Milwaukee — They had a chance to show us they’d matured. They had a chance to make quick work of a team that, without Andrew Bogut, is the weakest entity in the playoff grid. Instead the Hawks gave the Milwaukee Bucks reason to believe. If you’re the better team, that’s the last thing you want.
The Hawks trailed by 17 points after 12 minutes of Game 3. They didn’t look like the better team. They didn’t look like much of a team at all. They were outflanked tactically and overwhelmed emotionally.
“Unacceptable,” said Joe Johnson, who scored 16 of the Hawks’ 40 first-half points.
“I was disappointed,” said Al Horford, who had two points the first half. “I didn’t think we were there mentally.”
“We didn’t bring our own energy,” said Josh Smith, who managed only seven points in 36 minutes after stirring up a mini-tempest by suggesting Milwaukee is Nowheresville. (Smith afterward: “I didn’t say anything that wasn’t true.”)
Their play in the first quarter suggested the Hawks believed they’d already won the series, which technically they haven’t. (NBA rules stipulate four victories, not two.) They were a step slow from the start, and that’s a bad thing to be when the other team is smaller and quicker.
The Bucks spread the court and ran their guards off screens. The Hawks, as is their wont, switched on everything, which spawned little-on-big mismatches. As good a defenders as Smith and Al Horford are, they can’t keep up with Brandon Jennings and John Salmons 25 feet from the hoop.
Jennings made three treys in the first 7 1/2 minutes. He and Salmons made nine of 10 shots between them in the first 9 1/2 minutes, at which point the Bucks led 31-13. So much for coming on the road and taking the crowd out of the game. So much for matching an overmatched opponent’s fire with fire.
The Bucks know they cannot hope to beat the Hawks by playing conventional basketball. Milwaukee’s only hope is to dazzle its opponent with footwork, and that’s precisely what occurred in Game 3. The Bucks didn’t try to feed the post because they don’t have a post player. They made their last stand on the perimeter, and they wound up standing pretty darn tall.
Let’s be honest: This was the key game in the series. Not regarding its outcome — the Hawks should and will prevail — but its duration. The Hawks came to the frigid Midwest with a chance to put the Bucks to bed, and instead they were wrong-footed. With Orlando leading Charlotte 3-0, that’s a major consideration. You don’t want to be the team coming into Round 2 on short rest.
It’s not that good teams never lose a game in the postseason. They do. Cleveland fell way behind at Chicago but wound up nearly winning. The Lakers lost in Oklahoma City. The difference is, both those Game 3 losers gave themselves a chance. The Hawks fell behind and stayed there. They never put any game pressure, to use a Krzyzewski phrase, on the home team. They made it too easy.

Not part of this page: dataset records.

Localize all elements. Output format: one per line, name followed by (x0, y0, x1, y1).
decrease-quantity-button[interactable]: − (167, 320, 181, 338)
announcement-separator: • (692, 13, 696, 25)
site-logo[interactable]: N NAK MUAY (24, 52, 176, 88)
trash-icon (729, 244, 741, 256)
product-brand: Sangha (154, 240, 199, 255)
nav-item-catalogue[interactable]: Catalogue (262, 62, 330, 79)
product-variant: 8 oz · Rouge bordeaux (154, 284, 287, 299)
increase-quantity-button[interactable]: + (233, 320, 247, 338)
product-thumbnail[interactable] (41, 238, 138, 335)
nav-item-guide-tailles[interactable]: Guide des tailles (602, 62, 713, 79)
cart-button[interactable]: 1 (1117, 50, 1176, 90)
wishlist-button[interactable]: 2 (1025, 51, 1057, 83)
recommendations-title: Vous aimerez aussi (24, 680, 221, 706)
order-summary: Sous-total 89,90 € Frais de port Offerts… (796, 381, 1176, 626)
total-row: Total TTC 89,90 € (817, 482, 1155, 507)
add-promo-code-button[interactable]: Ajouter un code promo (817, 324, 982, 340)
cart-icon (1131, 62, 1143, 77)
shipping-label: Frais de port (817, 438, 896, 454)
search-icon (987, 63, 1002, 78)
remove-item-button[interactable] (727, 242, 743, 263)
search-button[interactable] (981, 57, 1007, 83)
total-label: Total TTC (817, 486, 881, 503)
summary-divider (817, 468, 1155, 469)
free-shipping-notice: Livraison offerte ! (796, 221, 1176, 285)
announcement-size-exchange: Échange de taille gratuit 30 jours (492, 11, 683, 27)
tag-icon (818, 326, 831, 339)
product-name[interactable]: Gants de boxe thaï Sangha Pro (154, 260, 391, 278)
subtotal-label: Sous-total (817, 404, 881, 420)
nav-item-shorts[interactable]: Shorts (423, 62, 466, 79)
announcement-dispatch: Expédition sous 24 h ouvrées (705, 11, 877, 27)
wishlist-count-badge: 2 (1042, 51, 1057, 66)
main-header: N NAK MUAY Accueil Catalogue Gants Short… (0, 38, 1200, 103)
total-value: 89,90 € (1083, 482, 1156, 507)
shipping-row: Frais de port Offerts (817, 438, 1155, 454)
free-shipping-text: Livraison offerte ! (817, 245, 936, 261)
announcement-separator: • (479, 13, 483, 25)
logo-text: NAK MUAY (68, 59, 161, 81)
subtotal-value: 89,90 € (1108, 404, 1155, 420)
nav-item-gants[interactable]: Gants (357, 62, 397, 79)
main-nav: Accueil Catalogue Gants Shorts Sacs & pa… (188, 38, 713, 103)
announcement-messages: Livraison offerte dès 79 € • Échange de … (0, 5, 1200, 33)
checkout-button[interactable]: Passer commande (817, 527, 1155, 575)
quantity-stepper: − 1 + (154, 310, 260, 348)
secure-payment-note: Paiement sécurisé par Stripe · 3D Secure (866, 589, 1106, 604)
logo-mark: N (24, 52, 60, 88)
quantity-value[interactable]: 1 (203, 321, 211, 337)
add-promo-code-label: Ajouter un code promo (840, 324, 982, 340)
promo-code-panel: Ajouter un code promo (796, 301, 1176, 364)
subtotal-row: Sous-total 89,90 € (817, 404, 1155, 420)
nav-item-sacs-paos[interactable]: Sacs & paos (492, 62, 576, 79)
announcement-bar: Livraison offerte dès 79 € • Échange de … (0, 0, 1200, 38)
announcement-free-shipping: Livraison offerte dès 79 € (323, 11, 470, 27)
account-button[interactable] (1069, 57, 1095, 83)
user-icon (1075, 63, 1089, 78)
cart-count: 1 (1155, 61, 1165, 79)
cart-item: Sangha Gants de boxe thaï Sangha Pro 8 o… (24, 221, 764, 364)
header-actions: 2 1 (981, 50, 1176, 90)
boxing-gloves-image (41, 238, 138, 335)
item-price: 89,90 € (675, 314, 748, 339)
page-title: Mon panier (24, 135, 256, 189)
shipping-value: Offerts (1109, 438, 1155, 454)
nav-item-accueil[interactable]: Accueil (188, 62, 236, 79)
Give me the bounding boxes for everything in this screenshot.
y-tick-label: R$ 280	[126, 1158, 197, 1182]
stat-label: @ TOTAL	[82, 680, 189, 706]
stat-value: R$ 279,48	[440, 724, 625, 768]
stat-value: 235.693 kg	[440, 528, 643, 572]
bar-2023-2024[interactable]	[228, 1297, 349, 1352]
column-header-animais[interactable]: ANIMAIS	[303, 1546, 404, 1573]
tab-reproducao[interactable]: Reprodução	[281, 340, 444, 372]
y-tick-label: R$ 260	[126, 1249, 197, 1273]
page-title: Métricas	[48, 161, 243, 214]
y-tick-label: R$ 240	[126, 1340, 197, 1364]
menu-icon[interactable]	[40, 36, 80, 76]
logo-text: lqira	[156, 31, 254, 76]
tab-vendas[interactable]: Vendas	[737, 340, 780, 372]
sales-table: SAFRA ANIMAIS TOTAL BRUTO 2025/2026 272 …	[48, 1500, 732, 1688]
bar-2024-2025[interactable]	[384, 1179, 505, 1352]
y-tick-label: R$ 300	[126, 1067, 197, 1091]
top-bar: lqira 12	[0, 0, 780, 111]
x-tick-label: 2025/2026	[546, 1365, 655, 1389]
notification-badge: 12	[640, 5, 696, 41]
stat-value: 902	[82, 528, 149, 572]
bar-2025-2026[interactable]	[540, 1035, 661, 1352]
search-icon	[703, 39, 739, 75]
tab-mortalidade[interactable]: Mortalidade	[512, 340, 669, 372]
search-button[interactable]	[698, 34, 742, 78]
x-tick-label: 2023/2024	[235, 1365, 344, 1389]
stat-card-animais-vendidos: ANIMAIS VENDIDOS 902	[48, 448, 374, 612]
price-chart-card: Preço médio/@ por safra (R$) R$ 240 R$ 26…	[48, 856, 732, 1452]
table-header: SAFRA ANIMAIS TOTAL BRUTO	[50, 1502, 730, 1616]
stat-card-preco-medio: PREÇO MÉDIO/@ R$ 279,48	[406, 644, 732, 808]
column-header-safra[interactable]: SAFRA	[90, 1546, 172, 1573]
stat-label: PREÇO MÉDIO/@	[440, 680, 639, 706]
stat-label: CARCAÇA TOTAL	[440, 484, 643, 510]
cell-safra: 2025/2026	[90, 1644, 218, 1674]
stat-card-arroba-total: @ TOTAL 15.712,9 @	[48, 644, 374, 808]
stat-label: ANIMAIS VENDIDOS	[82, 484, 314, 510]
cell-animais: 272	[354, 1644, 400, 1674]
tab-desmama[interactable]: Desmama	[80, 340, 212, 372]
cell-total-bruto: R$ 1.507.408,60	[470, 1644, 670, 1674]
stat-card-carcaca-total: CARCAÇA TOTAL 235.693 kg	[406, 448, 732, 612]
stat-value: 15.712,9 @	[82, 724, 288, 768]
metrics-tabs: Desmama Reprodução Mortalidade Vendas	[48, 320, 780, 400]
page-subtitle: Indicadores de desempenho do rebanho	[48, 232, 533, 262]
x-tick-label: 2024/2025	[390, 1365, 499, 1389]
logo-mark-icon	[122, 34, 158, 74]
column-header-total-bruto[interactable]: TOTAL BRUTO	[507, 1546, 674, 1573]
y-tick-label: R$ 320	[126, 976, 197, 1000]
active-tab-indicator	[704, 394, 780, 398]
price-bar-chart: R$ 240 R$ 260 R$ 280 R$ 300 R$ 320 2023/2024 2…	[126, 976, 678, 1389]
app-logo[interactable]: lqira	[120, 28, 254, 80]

And that’s the reason the Hawks still aren’t considered a first-tier NBA team. Yeah, they won 53 games this season, but they had a losing record on the road. Given a chance to make a bold statement in this essential road game, they looked up halfway through the fourth quarter and saw themselves 28 points in arrears.
They’re better than that, or they should be. They’re seasoned enough to know what’s coming in a Game 3 on the road. They’re gifted enough to take an inspired opponent’s best shot and hit back harder. But on this sobering night they seemed content to rely on Philips Arena to win the series for them.
Which it can. The Bucks aren’t apt to break through in Atlanta. But the Hawks can’t reach the Eastern Conference finals unless they win away from home against an opponent far better than Milwaukee.